Мадам Брандахлыстова в последнем акте приходила в полицейский участок с детьми, которых играли Женя Бенгис и Володя Люце. Они очень естественно прятались за мою юбку, показывая городовым язык. После короткой перебранки с городовыми Качалой и Шаталой (их играли Охлопков и Сибиряк) меня сажали в "холодную". Вот здесь-то и разворачивалась знаменитая сцена "мясорубки".
В клетку-"мясорубку" попасть было довольно сложно. По стремянке я забирался на самый верх конструкции и оттуда нырял вниз головой, падая на "мясорубочный" нож, сделанный из прочной фанеры. Меня, лежащего на одной из четырех лопастей этой сложной конструкции, провертывали Качала и Шатала, взявшись за "мясорубочную" рукоять.
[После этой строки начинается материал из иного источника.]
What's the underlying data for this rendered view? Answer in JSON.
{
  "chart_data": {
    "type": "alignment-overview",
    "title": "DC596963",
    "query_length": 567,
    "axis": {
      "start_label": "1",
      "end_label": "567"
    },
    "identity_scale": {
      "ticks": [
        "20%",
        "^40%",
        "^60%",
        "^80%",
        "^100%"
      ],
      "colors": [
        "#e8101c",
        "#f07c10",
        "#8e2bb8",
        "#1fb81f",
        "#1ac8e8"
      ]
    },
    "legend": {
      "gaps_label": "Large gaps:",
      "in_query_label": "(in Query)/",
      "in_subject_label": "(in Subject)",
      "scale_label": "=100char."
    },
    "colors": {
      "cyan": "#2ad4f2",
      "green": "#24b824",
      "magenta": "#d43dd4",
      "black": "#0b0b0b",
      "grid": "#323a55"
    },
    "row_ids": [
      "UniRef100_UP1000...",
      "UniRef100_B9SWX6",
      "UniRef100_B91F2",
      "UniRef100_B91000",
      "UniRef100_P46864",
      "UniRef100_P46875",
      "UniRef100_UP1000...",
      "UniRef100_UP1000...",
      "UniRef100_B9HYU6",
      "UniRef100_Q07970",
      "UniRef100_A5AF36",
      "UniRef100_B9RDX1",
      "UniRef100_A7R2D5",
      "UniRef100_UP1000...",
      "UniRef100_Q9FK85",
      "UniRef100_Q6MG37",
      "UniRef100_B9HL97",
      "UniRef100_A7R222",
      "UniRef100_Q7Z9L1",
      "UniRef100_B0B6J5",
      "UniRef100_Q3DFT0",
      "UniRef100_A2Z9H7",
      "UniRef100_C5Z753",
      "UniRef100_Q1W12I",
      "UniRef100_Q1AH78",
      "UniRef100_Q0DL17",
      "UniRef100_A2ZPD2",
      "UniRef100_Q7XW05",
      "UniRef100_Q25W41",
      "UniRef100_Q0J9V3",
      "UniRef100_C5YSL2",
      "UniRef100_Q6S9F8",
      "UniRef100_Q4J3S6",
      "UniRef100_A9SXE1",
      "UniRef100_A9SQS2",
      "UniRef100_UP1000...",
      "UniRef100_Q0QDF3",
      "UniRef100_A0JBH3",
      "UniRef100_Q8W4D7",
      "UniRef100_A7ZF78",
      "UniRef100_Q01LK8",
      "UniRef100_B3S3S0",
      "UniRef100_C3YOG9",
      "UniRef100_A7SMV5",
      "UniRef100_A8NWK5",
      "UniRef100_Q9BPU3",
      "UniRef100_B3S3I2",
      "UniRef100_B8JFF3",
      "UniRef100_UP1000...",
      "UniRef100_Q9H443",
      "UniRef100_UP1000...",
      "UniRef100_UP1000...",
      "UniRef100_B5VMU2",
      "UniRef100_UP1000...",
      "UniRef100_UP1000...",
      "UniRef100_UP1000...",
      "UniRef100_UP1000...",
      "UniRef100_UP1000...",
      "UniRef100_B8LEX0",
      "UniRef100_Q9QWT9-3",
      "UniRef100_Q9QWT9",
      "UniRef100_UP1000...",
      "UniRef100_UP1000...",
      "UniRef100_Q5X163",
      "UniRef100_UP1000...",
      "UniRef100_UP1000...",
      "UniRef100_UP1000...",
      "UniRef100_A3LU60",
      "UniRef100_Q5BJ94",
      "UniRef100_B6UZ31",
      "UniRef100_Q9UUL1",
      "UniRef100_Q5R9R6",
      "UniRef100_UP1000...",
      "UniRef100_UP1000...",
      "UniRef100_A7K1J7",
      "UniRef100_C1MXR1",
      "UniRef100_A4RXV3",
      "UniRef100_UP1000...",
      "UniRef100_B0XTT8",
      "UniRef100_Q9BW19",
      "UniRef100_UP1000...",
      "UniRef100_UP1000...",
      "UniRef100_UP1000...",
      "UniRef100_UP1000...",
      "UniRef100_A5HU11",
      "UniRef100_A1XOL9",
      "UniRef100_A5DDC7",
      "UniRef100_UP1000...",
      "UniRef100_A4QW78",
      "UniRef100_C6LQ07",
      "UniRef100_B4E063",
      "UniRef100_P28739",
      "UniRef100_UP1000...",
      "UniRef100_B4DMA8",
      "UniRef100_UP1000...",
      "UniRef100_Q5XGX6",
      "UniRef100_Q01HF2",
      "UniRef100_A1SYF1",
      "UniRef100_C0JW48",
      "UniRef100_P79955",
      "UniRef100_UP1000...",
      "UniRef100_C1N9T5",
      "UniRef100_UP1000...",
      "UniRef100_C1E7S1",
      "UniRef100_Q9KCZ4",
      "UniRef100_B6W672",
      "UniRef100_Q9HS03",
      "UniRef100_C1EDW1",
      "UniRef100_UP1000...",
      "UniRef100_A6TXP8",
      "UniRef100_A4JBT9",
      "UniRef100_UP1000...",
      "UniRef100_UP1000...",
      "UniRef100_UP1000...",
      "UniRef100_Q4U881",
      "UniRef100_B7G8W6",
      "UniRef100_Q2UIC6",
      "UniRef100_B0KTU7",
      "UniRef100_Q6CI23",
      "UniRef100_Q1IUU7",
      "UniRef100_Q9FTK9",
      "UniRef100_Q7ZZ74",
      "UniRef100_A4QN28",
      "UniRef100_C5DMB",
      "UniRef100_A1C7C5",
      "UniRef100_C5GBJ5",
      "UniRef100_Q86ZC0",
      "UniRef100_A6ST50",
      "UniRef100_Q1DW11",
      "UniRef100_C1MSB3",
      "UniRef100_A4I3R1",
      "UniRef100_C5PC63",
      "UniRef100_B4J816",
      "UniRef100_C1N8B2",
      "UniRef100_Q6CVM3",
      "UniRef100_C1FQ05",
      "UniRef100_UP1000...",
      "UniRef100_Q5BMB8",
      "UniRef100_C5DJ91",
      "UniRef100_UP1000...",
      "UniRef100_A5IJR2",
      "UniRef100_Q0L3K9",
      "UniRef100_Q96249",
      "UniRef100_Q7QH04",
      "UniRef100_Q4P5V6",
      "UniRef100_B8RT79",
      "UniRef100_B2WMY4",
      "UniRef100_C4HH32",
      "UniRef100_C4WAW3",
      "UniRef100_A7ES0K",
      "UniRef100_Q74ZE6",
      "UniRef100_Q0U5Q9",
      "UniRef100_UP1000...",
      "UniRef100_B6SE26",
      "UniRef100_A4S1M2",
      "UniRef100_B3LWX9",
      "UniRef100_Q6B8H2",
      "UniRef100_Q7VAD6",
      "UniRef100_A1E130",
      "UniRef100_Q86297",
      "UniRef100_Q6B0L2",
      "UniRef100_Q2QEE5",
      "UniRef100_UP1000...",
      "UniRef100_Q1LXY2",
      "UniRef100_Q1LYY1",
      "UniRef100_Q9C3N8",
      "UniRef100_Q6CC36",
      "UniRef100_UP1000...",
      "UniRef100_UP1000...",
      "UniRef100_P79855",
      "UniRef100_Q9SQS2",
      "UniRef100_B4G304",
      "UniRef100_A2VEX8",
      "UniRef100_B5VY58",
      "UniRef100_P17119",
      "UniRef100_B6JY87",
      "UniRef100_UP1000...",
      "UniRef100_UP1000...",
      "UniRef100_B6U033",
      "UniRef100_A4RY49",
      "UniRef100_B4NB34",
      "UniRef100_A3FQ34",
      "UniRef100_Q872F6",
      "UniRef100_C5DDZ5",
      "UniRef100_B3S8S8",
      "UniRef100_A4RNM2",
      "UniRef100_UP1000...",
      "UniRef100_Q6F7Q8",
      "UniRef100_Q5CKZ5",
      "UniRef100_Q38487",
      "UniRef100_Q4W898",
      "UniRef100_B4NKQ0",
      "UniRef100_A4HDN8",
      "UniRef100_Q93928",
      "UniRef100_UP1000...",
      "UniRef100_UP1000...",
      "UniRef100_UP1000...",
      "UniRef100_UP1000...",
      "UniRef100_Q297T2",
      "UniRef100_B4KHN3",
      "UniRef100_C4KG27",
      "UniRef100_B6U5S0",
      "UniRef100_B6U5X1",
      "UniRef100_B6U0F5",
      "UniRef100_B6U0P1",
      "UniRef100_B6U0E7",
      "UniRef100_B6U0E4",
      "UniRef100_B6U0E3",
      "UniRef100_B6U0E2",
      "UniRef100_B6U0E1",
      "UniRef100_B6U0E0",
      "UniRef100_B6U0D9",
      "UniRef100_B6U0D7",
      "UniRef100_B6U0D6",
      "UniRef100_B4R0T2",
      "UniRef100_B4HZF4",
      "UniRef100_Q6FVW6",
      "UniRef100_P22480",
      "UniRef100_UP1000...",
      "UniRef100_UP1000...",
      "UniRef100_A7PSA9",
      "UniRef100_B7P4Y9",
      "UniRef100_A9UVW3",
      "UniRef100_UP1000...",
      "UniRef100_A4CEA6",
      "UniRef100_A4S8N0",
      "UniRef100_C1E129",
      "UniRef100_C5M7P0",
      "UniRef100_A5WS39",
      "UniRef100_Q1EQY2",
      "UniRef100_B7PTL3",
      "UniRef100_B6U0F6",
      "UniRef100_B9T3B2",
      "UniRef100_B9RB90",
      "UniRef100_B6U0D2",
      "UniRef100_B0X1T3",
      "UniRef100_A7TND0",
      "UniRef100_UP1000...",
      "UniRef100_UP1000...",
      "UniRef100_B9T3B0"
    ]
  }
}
Надо отдать справедливость - провертывали меня Охлопков и Сибиряк виртуозно. Я описывал полукруг и, очутившись внизу, вползал в клетку, которая и изображала "холодную". Это была обычная клетка, вроде тех, в которых сидят звери в зоопарке. Вся эта установка символизировала полицейский произвол, силу, проворачивавшую людей через государственную машину, калеча и уродуя их.
В этом был, конечно, определенный смысл, не говоря уже о том, что сам прием казался необыкновенно остроумным. Мне было весело играть эту сцену, хотя я понимал, что особых психологических глубин я здесь не раскрою. От меня требовалось лишь не зевать и проявлять некоторые акробатические способности, чтобы не прищемить себе руку, не сломать ногу или не расквасить лицо. Юбка создавала для меня дополнительные неудобства.
Публика видела весь этот процесс "проворачивания", ибо конструкция была сделана из тонкого штакетника. С любопытством зрители наблюдали, как я верчусь, как у меня смешно задирается юбка и как я, оказываясь в трусах, визжу, кричу, пока наконец не попадаю в клетку. Едва успев отряхнуться, я немедленно начинал кокетничать с Качалой и Шаталой. Фотография выразительно передает этот "исторический" момент.